If I can somewhat ambitiously offer a definition: Applied mathematics is mathematics about methods which are intended to result in or understand algorithms usable on a computer within 20 years of their inception.

You may ask at this point what's the difference between this definition of applied math and computer science. That difference seems mostly to be some accident of history as to what subfields are associated with each.

You ask what types of results are considered novel. I think I can answer this by listing a few genres of results that I personally interact with:

1. Mathematical foundations and algorithms (preferably with an actual implementation) for computing or estimating quantities which have been investigated by theorists. For a theorist, knowing a solution exists is often enough.
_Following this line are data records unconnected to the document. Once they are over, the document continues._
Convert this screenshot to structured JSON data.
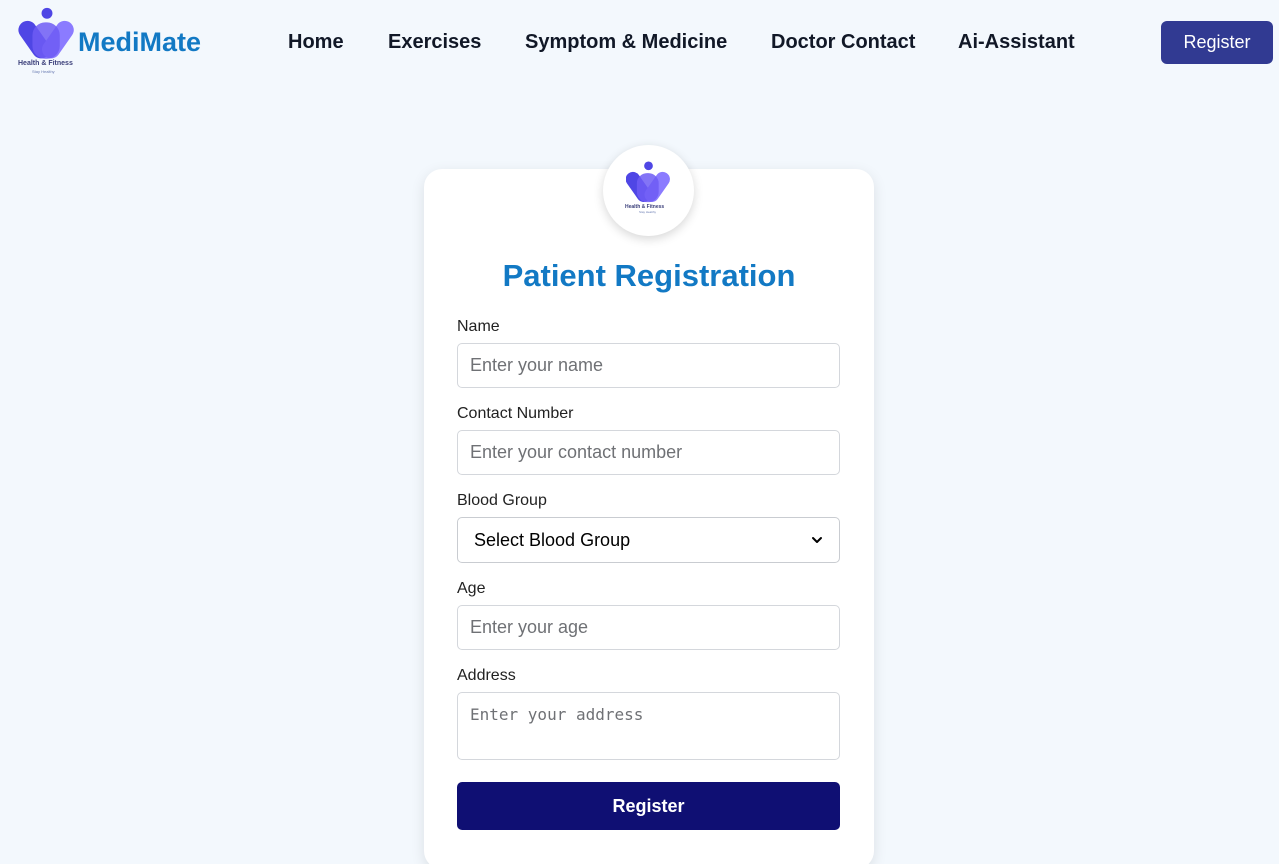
{
  "brand": {
    "name": "MediMate",
    "tagline": "Health & Fitness",
    "subtagline": "Stay Healthy"
  },
  "nav": {
    "links": [
      "Home",
      "Exercises",
      "Symptom & Medicine",
      "Doctor Contact",
      "Ai-Assistant"
    ],
    "register_label": "Register"
  },
  "form": {
    "title": "Patient Registration",
    "name_label": "Name",
    "name_placeholder": "Enter your name",
    "contact_label": "Contact Number",
    "contact_placeholder": "Enter your contact number",
    "blood_label": "Blood Group",
    "blood_selected": "Select Blood Group",
    "age_label": "Age",
    "age_placeholder": "Enter your age",
    "address_label": "Address",
    "address_placeholder": "Enter your address",
    "submit_label": "Register"
  },
  "colors": {
    "brand_blue": "#1279c4",
    "nav_button": "#313a92",
    "submit_button": "#0f0f73",
    "logo_purple": "#7b61ff",
    "logo_indigo": "#4f46e5"
  }
}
For an applied mathematician, one needs an actually feasible algorithm to obtain a solution. This often requires entirely new theory.

2. Data analyses with domain experts to solve a problem of interest using "cutting edge" methods. This often also requires new math and/or methodological innovation. Some computational strategies are just too new or too niche for anyone except an expert to implement. There's usually a positive feedback loop between new things done to get answers in an application and theorems one proves to understand how those methods behave.

3. Efficient algorithms and software implementations of new methods applicable to a broad category of frequently recurring problems which are usable by non-experts. This is more than code monkey work. Someone has to understand a method well enough to direct how an implementation should work.

4. Entirely new theoretical results which consult (or establish) questions in the theory underpinning applied methods. The goal here is more traditional math: generalization, better frameworks for talking about and understanding objects of interest, etc. But I think there is almost always at least some motivation that the theory will precipitate computational advances on a human time scale.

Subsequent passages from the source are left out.